Crucially, AI will use anything you tell it to continue to train LLMs, including patient-identifying data.
“That’s one of the key takeaways, I think, that if GPs are using a large language model to try and better understand the clinical case that no information, identifiable information is provided, and that the question or the queries phrased in generic terms,” said Professor Laranjo.
But what about the AI scribes being used in the office, alongside other data systems? Can AI pull identifiable information to feed into training? Well, it’s basically buyer beware.
“That’s dependent on the specific software company involved in in deploying that AI scribe, and that’s a problem with the lack of regulation,” said Professor Laranjo.
“We know that with the most commonly used ones the information is not used to train the models and is kept securely. But with the lack of regulation, it’s very hard to safeguard that for all AI scribe software”.
Despite the dangers, AI has “huge potential”, not just for clinicians, but also for patients, said Professor Laranjo.
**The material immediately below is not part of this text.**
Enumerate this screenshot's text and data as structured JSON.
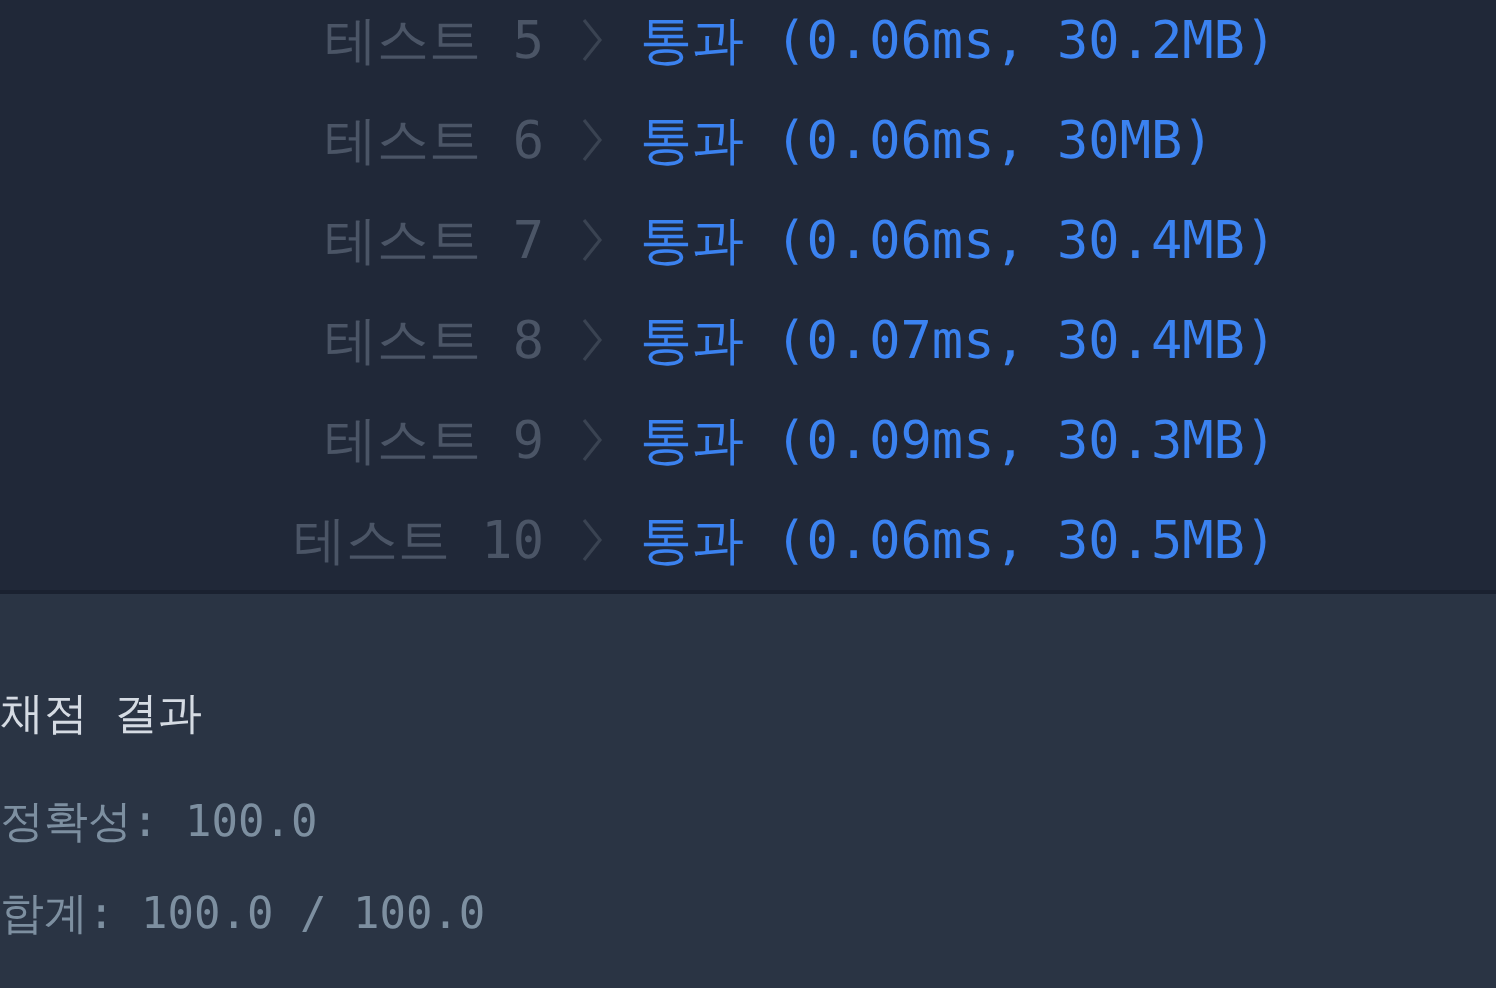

“So far, LLMs have been mostly applied on the clinician side of things, but I think there’s a lot of potential to empower patients to participate in their care,” said Professor Laranjo.
AI can be used to gather patient-reported experience and outcome measures (PREMS and PROMS), use them to improve the patient experience, and also learn from them, she said.
“It’s very important to have that patient side of things, and the patient voice and the patient outcomes informing these models as much as possible, which hasn’t happened so far,” said Professor Laranjo.
“One of the potential innovations around large language models and tools like ChatGPT is if we can leverage a patient-specific AI tool, coach, something in people’s phones that is able to collect that information regularly and then use that to inform the care that they’re receiving, not only in their GP clinics, but at the hospital, that would obviously be a benefit to the quality of care that they receiving.
“I think large language models are offering that possibility now, which hasn’t really been available to patients in the past.”